Ces cinq années consacrées à cette série de gouaches sur papier aboutissent à The War Series. « Un manifeste contre l’incursion des États-Unis au Vietnam, une tentative personnelle d’exorcisme. »

“Après les Peintures noires, j’ai commencé à New York la série des Guerres, un sujet extériorisé de façon provocante. Je voulais réaliser des manifestes contre la guerre et la violence, contre les bombes qu’on avait largué sur le Japon pendant la Seconde Guerre mondiale, et maintenant cette violence au Vietnam. La dévastation totale, symbolisée par la bombe. Je ne voulais rien faire qui fasse “establishment“. C’était en partie un acte de rébellion contre le monde de l’art. Si j’avais été reconnue par le monde de l’art, et je ne l’étais évidemment pas, j’aurais eu la même attitude hostile. J’avais exposé à Paris, acquis une certaine réputation,mais celle-ci ne s’accompagnait ni d’une reconnaissance dans le marché de l’art, ni d’une plus large diffusion de mes idées. Je me sentais donc parfaitement libre de faire mes manifestes contre la guerre sur papier ! Pour défier le monde de l’art et le gouvernement. Contre la guerre mais aussi contre l’art. »
“Je pensais vraiment que la terminologie et que les slogans comme “pacification“ relevaient d’un usage obscène du langage. Ils détruisaient des villages entiers avec des bombes incendiaires et déportaient les paysans dans des camps de réfugiés. Ils appelaient ça “pacification et rééducation“.

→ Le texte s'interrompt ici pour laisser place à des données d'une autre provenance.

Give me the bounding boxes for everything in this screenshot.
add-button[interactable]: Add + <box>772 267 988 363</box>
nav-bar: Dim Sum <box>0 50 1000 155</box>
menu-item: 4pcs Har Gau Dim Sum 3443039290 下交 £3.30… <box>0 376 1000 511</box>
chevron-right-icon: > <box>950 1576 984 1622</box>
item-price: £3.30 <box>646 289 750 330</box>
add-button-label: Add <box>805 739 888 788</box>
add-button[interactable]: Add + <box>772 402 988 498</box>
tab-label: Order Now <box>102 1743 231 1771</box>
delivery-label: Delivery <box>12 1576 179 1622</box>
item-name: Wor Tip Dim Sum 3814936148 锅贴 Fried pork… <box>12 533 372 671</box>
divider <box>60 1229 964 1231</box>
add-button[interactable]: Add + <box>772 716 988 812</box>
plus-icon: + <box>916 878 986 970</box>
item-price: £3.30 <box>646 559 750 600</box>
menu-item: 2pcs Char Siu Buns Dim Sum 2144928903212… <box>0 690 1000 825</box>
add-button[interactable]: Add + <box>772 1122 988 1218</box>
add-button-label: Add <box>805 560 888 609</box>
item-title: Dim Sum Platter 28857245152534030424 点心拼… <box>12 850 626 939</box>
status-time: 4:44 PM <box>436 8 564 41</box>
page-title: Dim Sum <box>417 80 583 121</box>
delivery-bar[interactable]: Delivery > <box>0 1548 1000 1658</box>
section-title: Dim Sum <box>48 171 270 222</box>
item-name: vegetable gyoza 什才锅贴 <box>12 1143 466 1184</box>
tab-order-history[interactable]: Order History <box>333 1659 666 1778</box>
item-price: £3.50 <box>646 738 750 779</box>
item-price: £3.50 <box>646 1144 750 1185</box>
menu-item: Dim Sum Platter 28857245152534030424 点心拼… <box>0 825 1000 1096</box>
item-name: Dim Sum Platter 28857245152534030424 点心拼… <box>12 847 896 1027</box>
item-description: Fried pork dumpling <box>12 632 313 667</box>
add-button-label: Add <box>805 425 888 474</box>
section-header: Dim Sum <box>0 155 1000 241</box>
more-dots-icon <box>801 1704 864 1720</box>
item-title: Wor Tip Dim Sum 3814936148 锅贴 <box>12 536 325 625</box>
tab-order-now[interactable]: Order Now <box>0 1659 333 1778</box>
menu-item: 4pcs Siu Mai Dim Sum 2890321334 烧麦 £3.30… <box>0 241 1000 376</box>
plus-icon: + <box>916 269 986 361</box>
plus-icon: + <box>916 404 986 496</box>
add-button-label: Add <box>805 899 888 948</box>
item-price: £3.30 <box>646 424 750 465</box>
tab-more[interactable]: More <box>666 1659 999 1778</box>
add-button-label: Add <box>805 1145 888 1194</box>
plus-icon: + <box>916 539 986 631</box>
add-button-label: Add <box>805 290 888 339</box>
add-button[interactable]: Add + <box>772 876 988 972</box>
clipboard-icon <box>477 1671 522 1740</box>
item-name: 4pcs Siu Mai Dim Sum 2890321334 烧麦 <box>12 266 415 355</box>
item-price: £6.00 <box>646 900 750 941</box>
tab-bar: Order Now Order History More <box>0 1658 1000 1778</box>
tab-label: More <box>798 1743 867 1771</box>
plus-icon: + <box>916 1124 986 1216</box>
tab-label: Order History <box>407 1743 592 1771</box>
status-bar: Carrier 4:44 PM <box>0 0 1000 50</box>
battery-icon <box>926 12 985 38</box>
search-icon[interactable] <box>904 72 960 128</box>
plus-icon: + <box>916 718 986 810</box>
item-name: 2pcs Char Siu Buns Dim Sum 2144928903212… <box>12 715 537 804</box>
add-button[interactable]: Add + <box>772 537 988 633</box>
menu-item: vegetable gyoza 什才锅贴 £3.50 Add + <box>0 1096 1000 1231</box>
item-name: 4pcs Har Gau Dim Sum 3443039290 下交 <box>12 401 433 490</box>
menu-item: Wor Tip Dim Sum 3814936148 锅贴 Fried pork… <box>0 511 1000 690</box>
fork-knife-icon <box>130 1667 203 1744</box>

Quelque soit l’art, l’une des fonctions fondamentales est de communiquer, de véhiculer un message.

Après cela, elle décide d’utiliser son art pour étudier la condition des femmes. Dans Torture des femmes, elle parle pour les victimes, cite des récits de femmes prisonnières politiques, cas reportés par Amnesty International. De ces personnages émergent d’une sorte de procession mythique de femelles équivoques, de monstres et de victimes.
“Peut-être que dans ces situations infernales, un vague espoir transcendant gardait les femmes en vie.”

“J’ai pris la décision de travailler sur papier en 1966, et celle d’exclure les hommes de mon travail sept ou huit ans plus tard. Être libérée de cette présence masculine plutôt qu’en réaction contre” “À New York, vers la fin des années soixante-dix, il était évident que pas mal de femmes artistes rencontraient les mêmes problèmes pour exposer, indépendamment du sujet ou de la technique employée. Elles étaient laissées en dehors du discours. Nos œuvres s’avéraient de moindre valeur, parce qu’il leur manquait l’autorité d’un créateur mâle.“

Pourquoi faut-il que les femmes artistes en soient réduites à répondre au pouvoir, à l’autorité
des hommes ?

Laissons les artistes masculins réagir à ce que nous sommes ! Certains l’ont déjà fait d’ailleurs, à partir des années soixante-dix sous diverses formes. Nancy Spero introduit de nombreuses images et thèmes dans son travail et anticipe sur l’esthétique postmoderne de la fracture, de la dissonance et du collage.

« J’ai tout de suite reconnu chez Artaud son extraordinaire aliénation. Et j’ai alors décidé d’emprunter la férocité de son langage pour exprimer ma propre colère. La série des Guerres et celle d’Artaud, les peintures et le Codex, représentent les deux périodes de mon œuvre où j’ai exprimé ma colère. Elles ont transformé l’artiste que j’étais et les espaces du monde de l’art que je voulais violer et occuper. »

En 1972, Nancy Spero en a eu assez d’Artaud. Il y avait chez lui une vraie torture et une vraie douleur. Sa douleur était réelle, mais elle était l’expression d’un état intérieur […] Elle décida alors de s’inspirer de ses propres problèmes, les problèmes des femmes.

« Je voulais me plonger dans la réalité plus palpable de la torture et de la douleur ».